Two markedly different works, each sharing a commemorative aspect, were given two very different performances, one somewhat ordinary, the other highly charged and blazing with conviction, and both under the baton of Bournemouth Symphony Orchestra’s principal guest conductor Mark Wigglesworth. It certainly felt like a game of two halves – if unequal in length – with Bruckner’s symphony getting the lion’s share of consideration and involvement.

Guy Johnston, Mark Wiggleswoth and the Bournemouth Symphony Orchestra
© Bournemouth Symphony Orchestra

The evening began with Elgar’s Cello Concerto in E minor. Completed a year after the Great War, the work is often viewed as a memorial for a lost generation and has prompted some soloists to perform the piece as if it were a Requiem. Not so Guy Johnston, a late replacement for an indisposed Laura van der Heijden, who delivered a flowing, unsentimental account that conjured neither autumnal bonfires nor world weariness. 

The first movement felt understated (especially the BSO’s tuttis), Johnston gazing into the distance, seemingly unmoved by Elgar’s noble intensity.
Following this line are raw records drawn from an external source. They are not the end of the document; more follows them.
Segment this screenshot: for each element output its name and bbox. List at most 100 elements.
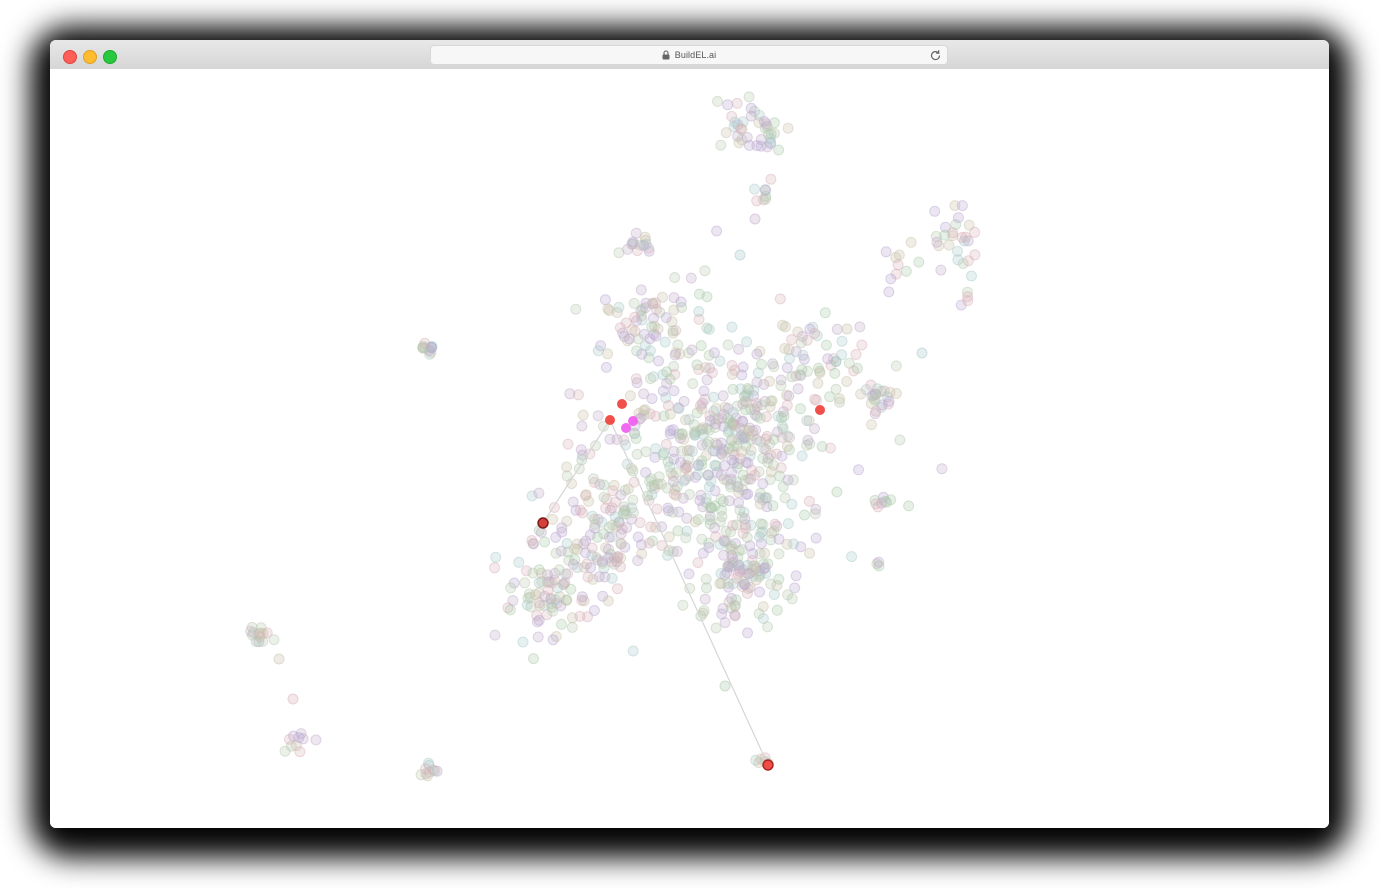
- graph-node[interactable]: [587, 573, 599, 585]
- graph-node[interactable]: [753, 109, 765, 121]
- graph-node[interactable]: [726, 543, 738, 555]
- graph-node[interactable]: [803, 415, 815, 427]
- graph-node[interactable]: [629, 427, 641, 439]
- graph-node[interactable]: [781, 399, 793, 411]
- graph-node[interactable]: [700, 492, 712, 504]
- graph-node[interactable]: [587, 510, 598, 522]
- graph-node[interactable]: [786, 593, 798, 605]
- graph-node[interactable]: [746, 555, 758, 567]
- graph-node[interactable]: [761, 430, 773, 442]
- graph-node[interactable]: [783, 390, 795, 402]
- graph-node[interactable]: [719, 401, 731, 413]
- graph-node[interactable]: [754, 569, 766, 580]
- graph-node[interactable]: [729, 609, 741, 621]
- graph-node[interactable]: [648, 312, 659, 324]
- graph-node[interactable]: [640, 297, 652, 309]
- graph-node[interactable]: [570, 303, 582, 315]
- graph-node[interactable]: [613, 247, 625, 259]
- graph-node[interactable]: [731, 440, 743, 452]
- graph-node[interactable]: [722, 560, 734, 572]
- graph-node[interactable]: [596, 516, 608, 528]
- graph-node[interactable]: [736, 511, 748, 523]
- graph-node[interactable]: [834, 393, 846, 405]
- graph-node[interactable]: [550, 594, 562, 606]
- graph-node[interactable]: [507, 595, 519, 607]
- graph-node[interactable]: [673, 403, 685, 415]
- graph-node[interactable]: [958, 235, 970, 247]
- graph-node[interactable]: [593, 571, 605, 583]
- graph-node[interactable]: [578, 538, 590, 550]
- graph-node[interactable]: [680, 463, 692, 474]
- graph-node[interactable]: [426, 342, 437, 354]
- graph-node[interactable]: [678, 395, 690, 407]
- graph-node[interactable]: [288, 730, 299, 742]
- graph-node[interactable]: [759, 122, 771, 134]
- graph-node[interactable]: [966, 270, 977, 282]
- graph-node[interactable]: [626, 324, 638, 336]
- graph-node[interactable]: [740, 440, 752, 452]
- graph-node[interactable]: [766, 395, 778, 407]
- graph-node[interactable]: [871, 383, 883, 395]
- graph-node[interactable]: [781, 538, 793, 550]
- graph-node[interactable]: [622, 483, 634, 495]
- graph-node[interactable]: [734, 504, 746, 516]
- graph-node[interactable]: [558, 579, 570, 591]
- graph-node[interactable]: [743, 473, 754, 485]
- graph-node[interactable]: [743, 139, 755, 151]
- graph-node[interactable]: [745, 404, 757, 416]
- graph-node[interactable]: [741, 132, 753, 143]
- graph-node[interactable]: [693, 288, 705, 300]
- graph-node[interactable]: [711, 225, 723, 237]
- graph-node[interactable]: [708, 405, 720, 417]
- graph-node[interactable]: [709, 500, 721, 512]
- graph-node[interactable]: [701, 582, 712, 594]
- graph-node[interactable]: [784, 431, 795, 443]
- graph-node[interactable]: [644, 345, 656, 357]
- graph-node[interactable]: [760, 411, 772, 423]
- graph-node[interactable]: [703, 323, 715, 335]
- graph-node[interactable]: [667, 424, 679, 436]
- graph-node[interactable]: [521, 599, 533, 611]
- graph-node[interactable]: [830, 383, 842, 395]
- graph-node[interactable]: [756, 358, 767, 370]
- graph-node[interactable]: [668, 385, 680, 397]
- graph-node[interactable]: [643, 245, 655, 257]
- graph-node[interactable]: [782, 474, 794, 486]
- graph-node[interactable]: [725, 540, 737, 552]
- graph-node[interactable]: [739, 390, 750, 402]
- graph-node[interactable]: [962, 286, 973, 298]
- graph-node[interactable]: [636, 348, 648, 360]
- graph-node[interactable]: [700, 497, 712, 509]
- graph-node[interactable]: [768, 433, 780, 445]
- graph-node[interactable]: [684, 582, 696, 594]
- graph-node[interactable]: [737, 527, 749, 539]
- graph-node[interactable]: [754, 548, 766, 560]
- graph-node[interactable]: [620, 508, 632, 520]
- graph-node[interactable]: [533, 587, 545, 599]
- graph-node[interactable]: [856, 339, 868, 351]
- graph-node[interactable]: [607, 485, 619, 497]
- graph-node[interactable]: [284, 733, 295, 745]
- graph-node[interactable]: [505, 582, 517, 594]
- graph-node[interactable]: [273, 653, 285, 665]
- graph-node[interactable]: [757, 601, 769, 613]
- graph-node[interactable]: [962, 255, 974, 267]
- graph-node[interactable]: [640, 467, 652, 478]
- graph-node[interactable]: [423, 759, 435, 771]
- graph-node[interactable]: [671, 545, 683, 557]
- graph-node[interactable]: [773, 533, 785, 545]
- graph-node[interactable]: [745, 110, 757, 122]
- graph-node[interactable]: [429, 765, 441, 777]
- graph-node[interactable]: [602, 595, 614, 607]
- graph-node[interactable]: [881, 496, 892, 508]
- graph-node[interactable]: [695, 400, 706, 412]
- graph-node[interactable]: [721, 567, 733, 578]
- graph-node[interactable]: [647, 297, 659, 309]
- graph-node[interactable]: [731, 481, 743, 493]
- graph-node[interactable]: [722, 403, 734, 414]
- graph-node[interactable]: [710, 418, 722, 430]
- graph-node[interactable]: [736, 431, 748, 443]
- graph-node[interactable]: [759, 395, 771, 407]
- graph-node[interactable]: [960, 231, 972, 243]
- graph-node[interactable]: [626, 502, 638, 514]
There was more to enjoy in the puckish delight of the neat and tidy Allegro molto, technical assurance paramount and balance from the orchestra well-judged. Expressive tenderness and delicacy of phrasing was in short supply in the elegiac Adagio, a movement that can generate dreamy introspection and unbearable poignancy, here more a one-dimensional languor, soul-searching and private intimacies mostly hidden from view. But my attention was gripped in the finale, the BSO players delivering fiery tuttis and Johnston emerging from the shadows to play with considerable panache, though neither party created an experience to stir any great emotion.

The emotional temperature considerably rose for Bruckner’s Seventh Symphony (Novak edition), a work last given by the BSO nearly ten years ago and, with the stage now boasting four Wagner tubas, a palpable sense of excitement filled the hall. Coming in at just under an hour (rarely to be heard on recorded versions), this was a genial, sweeping account, not without authority or some measure of spirituality. The slightly too forthright opening measures didn’t quite suggest inspiration had come to the composer in a dream.. and while there was no out-of-body quality here, the first movement unfolded as a well-shaped traversal, vividly detailed, its ebb and flow contained in a satisfying forward momentum. Grandeur and lyricism were well-served, with rich string tone and glorious brass sonorities to the fore.

Intensity of expression, with strings compellingly tensile, characterised the deeply felt Adagio, its gemütlich tempo for the moderato now blissful with the arrival of Anna Pyne’s flute. Wonderfully transparent textures highlighted the movement’s solemnity and pastoralism, its cymbal-capped climax impactful if not shattering, its aftermath haunting in the baleful brass threnody conceived as a memorial to Richard Wagner who had died during its composition. The Scherzo was superbly propulsive, its dancing rhythms cavorting rather than stamping. Most impressive was the finale that was variously light on its feet and imposing, mood swings integrated with unerring control, the whole culminating in a majestic brass-led summation, dramatic and uplifting in equal measure.